Oracle ORDERED hint cost vs speed


So, a few weeks ago, I asked about Oracle execution plan cost vs speed in relation to the FIRST_ROWS(n) hint. I've run into a similar issue, but this time around the ORDERED hint. When I use the hint, my execution time improves dramatically (upwards of 90%), but the EXPLAIN PLAN for the query reports an enormous cost increase. In this particular query, the cost goes from 1500 to 24000.

The query is paramterized for pagination, and joins 19 tables to get the data out. I'd post it here, but it is 585 lines long and is written for a vendor's messy, godawful schema. Unless you happened to be intimately familiar with the product this is used for, it wouldn't be much help to see it. However, I gathered the schema stats at 100% shortly before starting work on tuning the query, so the CBO is not working in the dark here.

I'll try to summarize what the query does. The query essentially returns objects and their children in the system, and is structured as a large subquery block joined directly to several tables. The first part returns object IDs and is paginated inside its query block, before the joins to other tables. Then, it is joined to several tables that contain child IDs.

I know that the CBO is not all knowing or infalible, but it really bothers me to see an execution plan this costly perform so well; it goes against a lot of what I've been taught. With the FIRST_ROWS hint, the solution was to provide a value n such that the optimizer could reliably generate the execution plan. Is there a similar kind of thing happening with the ORDERED hint for my query?


Solution

  • The reported cost is for the execution of the complete query, not just the first set of rows. (PostgreSQL does the costing slightly differently, in that it provides the cost for the initial return of rows and for the complete set).

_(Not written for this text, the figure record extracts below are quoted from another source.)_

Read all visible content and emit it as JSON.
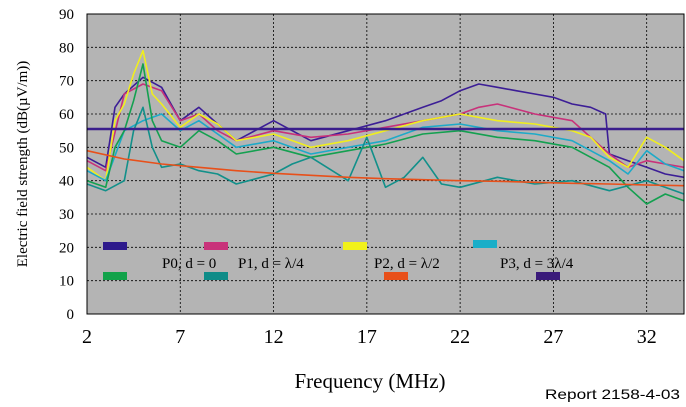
{
  "chart_data": {
    "type": "line",
    "xlabel": "Frequency (MHz)",
    "ylabel": "Electric field strength (dB(µV/m))",
    "xlim": [
      2,
      34
    ],
    "ylim": [
      0,
      90
    ],
    "xticks": [
      "2",
      "7",
      "12",
      "17",
      "22",
      "27",
      "32"
    ],
    "yticks": [
      "0",
      "10",
      "20",
      "30",
      "40",
      "50",
      "60",
      "70",
      "80",
      "90"
    ],
    "grid": true,
    "legend_position": "bottom-left",
    "report_label": "Report 2158-4-03",
    "legend": [
      {
        "label": "P0, d = 0",
        "colors": [
          "#2E1A8C",
          "#12A24A"
        ]
      },
      {
        "label": "P1, d = λ/4",
        "colors": [
          "#C8327A",
          "#0E8C88"
        ]
      },
      {
        "label": "P2, d = λ/2",
        "colors": [
          "#F2F21A",
          "#E8501A"
        ]
      },
      {
        "label": "P3, d = 3λ/4",
        "colors": [
          "#1AAEC8",
          "#3A1A7A"
        ]
      }
    ],
    "series": [
      {
        "color": "#3C1E96",
        "x": [
          2,
          3,
          3.5,
          4,
          5,
          6,
          7,
          8,
          9,
          10,
          12,
          14,
          16,
          18,
          20,
          21,
          22,
          23,
          24,
          25,
          26,
          27,
          28,
          29,
          29.8,
          30,
          31,
          32,
          33,
          34
        ],
        "y": [
          47,
          44,
          62,
          66,
          71,
          68,
          58,
          62,
          57,
          52,
          58,
          52,
          55,
          58,
          62,
          64,
          67,
          69,
          68,
          67,
          66,
          65,
          63,
          62,
          60,
          48,
          46,
          44,
          42,
          41
        ]
      },
      {
        "color": "#C8327A",
        "x": [
          2,
          3,
          4,
          5,
          6,
          7,
          8,
          9,
          10,
          12,
          14,
          16,
          18,
          20,
          22,
          23,
          24,
          26,
          28,
          30,
          31,
          32,
          33,
          34
        ],
        "y": [
          46,
          43,
          66,
          69,
          67,
          58,
          60,
          55,
          52,
          55,
          53,
          54,
          56,
          58,
          60,
          62,
          63,
          60,
          58,
          48,
          44,
          46,
          45,
          44
        ]
      },
      {
        "color": "#F0EE1E",
        "x": [
          2,
          3,
          3.5,
          4,
          4.5,
          5,
          5.5,
          6,
          7,
          8,
          9,
          10,
          12,
          14,
          16,
          18,
          20,
          22,
          24,
          26,
          28,
          29,
          30,
          31,
          32,
          33,
          34
        ],
        "y": [
          44,
          40,
          58,
          63,
          72,
          79,
          66,
          63,
          56,
          60,
          57,
          52,
          54,
          50,
          52,
          55,
          58,
          60,
          58,
          57,
          55,
          53,
          47,
          44,
          53,
          50,
          46
        ]
      },
      {
        "color": "#1EAAC8",
        "x": [
          2,
          3,
          4,
          5,
          6,
          7,
          8,
          9,
          10,
          12,
          14,
          16,
          18,
          20,
          22,
          24,
          26,
          28,
          30,
          31,
          32,
          33,
          34
        ],
        "y": [
          43,
          40,
          55,
          58,
          60,
          55,
          58,
          54,
          50,
          52,
          48,
          50,
          52,
          56,
          57,
          55,
          54,
          52,
          46,
          42,
          49,
          45,
          43
        ]
      },
      {
        "color": "#14A050",
        "x": [
          2,
          3,
          3.5,
          4,
          4.5,
          5,
          5.5,
          6,
          7,
          8,
          9,
          10,
          12,
          14,
          16,
          18,
          20,
          22,
          24,
          26,
          28,
          30,
          31,
          32,
          33,
          34
        ],
        "y": [
          40,
          38,
          50,
          55,
          64,
          75,
          58,
          52,
          50,
          55,
          52,
          48,
          50,
          47,
          49,
          51,
          54,
          55,
          53,
          52,
          50,
          44,
          38,
          33,
          36,
          34
        ]
      },
      {
        "color": "#12908A",
        "x": [
          2,
          3,
          4,
          4.5,
          5,
          5.5,
          6,
          7,
          8,
          9,
          10,
          12,
          13,
          14,
          16,
          17,
          18,
          19,
          20,
          21,
          22,
          24,
          26,
          28,
          30,
          32,
          34
        ],
        "y": [
          39,
          37,
          40,
          55,
          62,
          50,
          44,
          45,
          43,
          42,
          39,
          42,
          45,
          47,
          40,
          53,
          38,
          41,
          47,
          39,
          38,
          41,
          39,
          40,
          37,
          40,
          36
        ]
      },
      {
        "color": "#E8501A",
        "x": [
          2,
          4,
          6,
          8,
          10,
          12,
          14,
          16,
          18,
          20,
          22,
          24,
          26,
          28,
          30,
          32,
          34
        ],
        "y": [
          49,
          46.5,
          45,
          44,
          43,
          42.2,
          41.6,
          41,
          40.6,
          40.3,
          40,
          39.8,
          39.5,
          39.2,
          39,
          38.7,
          38.5
        ]
      },
      {
        "color": "#3A1E8C",
        "x": [
          2,
          34
        ],
        "y": [
          55.5,
          55.5
        ]
      }
    ]
  }
}
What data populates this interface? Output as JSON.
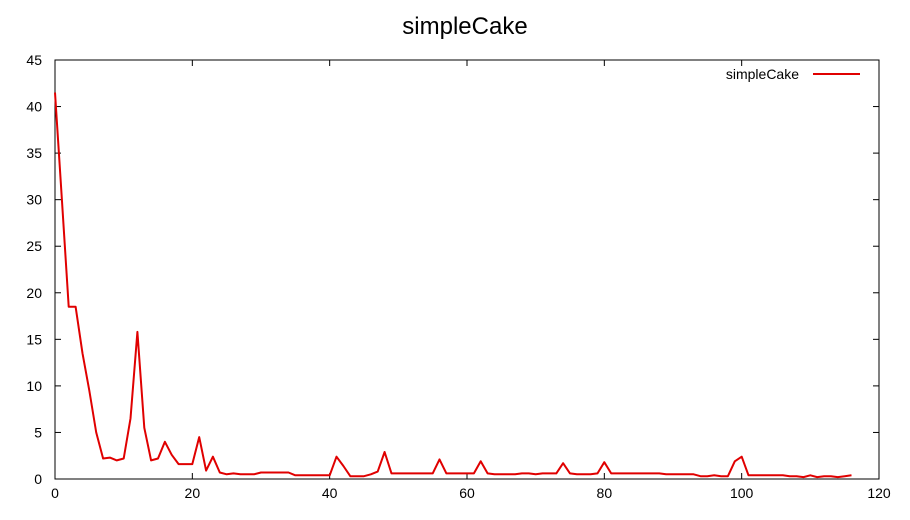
{
  "chart_data": {
    "type": "line",
    "title": "simpleCake",
    "xlabel": "",
    "ylabel": "",
    "xlim": [
      0,
      120
    ],
    "ylim": [
      0,
      45
    ],
    "xticks": [
      0,
      20,
      40,
      60,
      80,
      100,
      120
    ],
    "yticks": [
      0,
      5,
      10,
      15,
      20,
      25,
      30,
      35,
      40,
      45
    ],
    "grid": false,
    "legend_position": "top-right",
    "series": [
      {
        "name": "simpleCake",
        "color": "#e00000",
        "x": [
          0,
          1,
          2,
          3,
          4,
          5,
          6,
          7,
          8,
          9,
          10,
          11,
          12,
          13,
          14,
          15,
          16,
          17,
          18,
          19,
          20,
          21,
          22,
          23,
          24,
          25,
          26,
          27,
          28,
          29,
          30,
          31,
          32,
          33,
          34,
          35,
          36,
          37,
          38,
          39,
          40,
          41,
          42,
          43,
          44,
          45,
          46,
          47,
          48,
          49,
          50,
          51,
          52,
          53,
          54,
          55,
          56,
          57,
          58,
          59,
          60,
          61,
          62,
          63,
          64,
          65,
          66,
          67,
          68,
          69,
          70,
          71,
          72,
          73,
          74,
          75,
          76,
          77,
          78,
          79,
          80,
          81,
          82,
          83,
          84,
          85,
          86,
          87,
          88,
          89,
          90,
          91,
          92,
          93,
          94,
          95,
          96,
          97,
          98,
          99,
          100,
          101,
          102,
          103,
          104,
          105,
          106,
          107,
          108,
          109,
          110,
          111,
          112,
          113,
          114,
          115,
          116
        ],
        "y": [
          41.5,
          30,
          18.5,
          18.5,
          13.5,
          9.5,
          5,
          2.2,
          2.3,
          2.0,
          2.2,
          6.5,
          15.8,
          5.5,
          2.0,
          2.2,
          4.0,
          2.6,
          1.6,
          1.6,
          1.6,
          4.5,
          0.9,
          2.4,
          0.7,
          0.5,
          0.6,
          0.5,
          0.5,
          0.5,
          0.7,
          0.7,
          0.7,
          0.7,
          0.7,
          0.4,
          0.4,
          0.4,
          0.4,
          0.4,
          0.4,
          2.4,
          1.4,
          0.3,
          0.3,
          0.3,
          0.5,
          0.8,
          2.9,
          0.6,
          0.6,
          0.6,
          0.6,
          0.6,
          0.6,
          0.6,
          2.1,
          0.6,
          0.6,
          0.6,
          0.6,
          0.6,
          1.9,
          0.6,
          0.5,
          0.5,
          0.5,
          0.5,
          0.6,
          0.6,
          0.5,
          0.6,
          0.6,
          0.6,
          1.7,
          0.6,
          0.5,
          0.5,
          0.5,
          0.6,
          1.8,
          0.6,
          0.6,
          0.6,
          0.6,
          0.6,
          0.6,
          0.6,
          0.6,
          0.5,
          0.5,
          0.5,
          0.5,
          0.5,
          0.3,
          0.3,
          0.4,
          0.3,
          0.3,
          1.9,
          2.4,
          0.4,
          0.4,
          0.4,
          0.4,
          0.4,
          0.4,
          0.3,
          0.3,
          0.2,
          0.4,
          0.2,
          0.3,
          0.3,
          0.2,
          0.3,
          0.4
        ]
      }
    ]
  }
}
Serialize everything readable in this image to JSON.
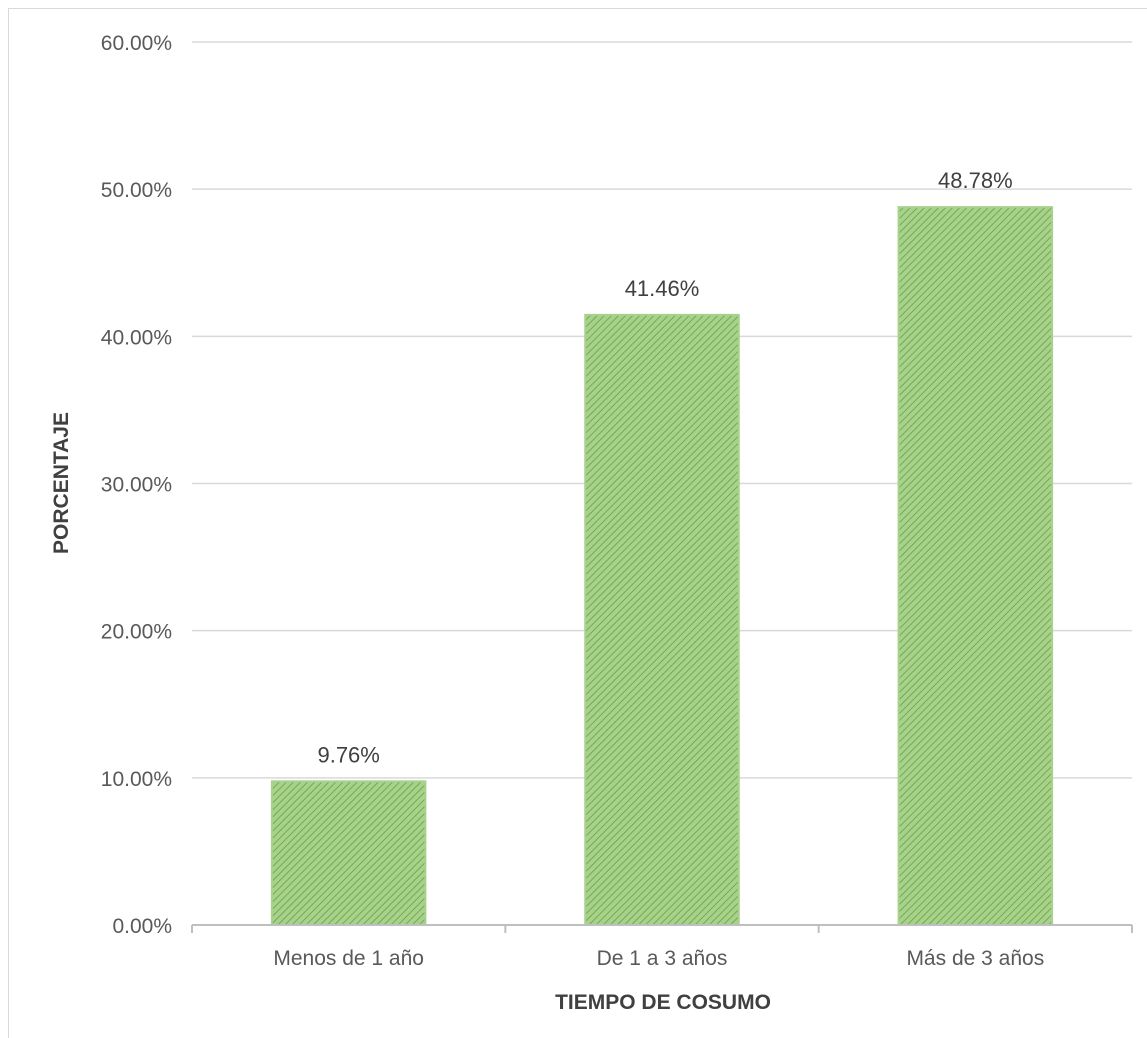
{
  "chart_data": {
    "type": "bar",
    "title": "",
    "xlabel": "TIEMPO DE COSUMO",
    "ylabel": "PORCENTAJE",
    "categories": [
      "Menos de 1 año",
      "De 1 a 3 años",
      "Más de 3 años"
    ],
    "values": [
      9.76,
      41.46,
      48.78
    ],
    "data_labels": [
      "9.76%",
      "41.46%",
      "48.78%"
    ],
    "ylim": [
      0,
      60
    ],
    "yticks": [
      0,
      10,
      20,
      30,
      40,
      50,
      60
    ],
    "ytick_labels": [
      "0.00%",
      "10.00%",
      "20.00%",
      "30.00%",
      "40.00%",
      "50.00%",
      "60.00%"
    ],
    "grid": true,
    "legend": "none",
    "colors": {
      "bar_fill": "#a9d18e",
      "bar_hatch": "#70ad47",
      "grid": "#d9d9d9",
      "axis": "#bfbfbf"
    }
  }
}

    For some plans the majority of the cost is incurred prior to returning the first rows (eg where a sort-merge is used), and for others the initial cost is very low but the cost per row is relatively high thereafter (eg. nested loop join).

    So if you are optimising for the return of the first few rows and joining 19 tables you may get a very low cost for the return of the first 20 with a nested loop-based plan. However for of the complete set of rows the cost of that plan might be very much higher than others that are optimised for returning all rows at the expense of a delay in returning the first.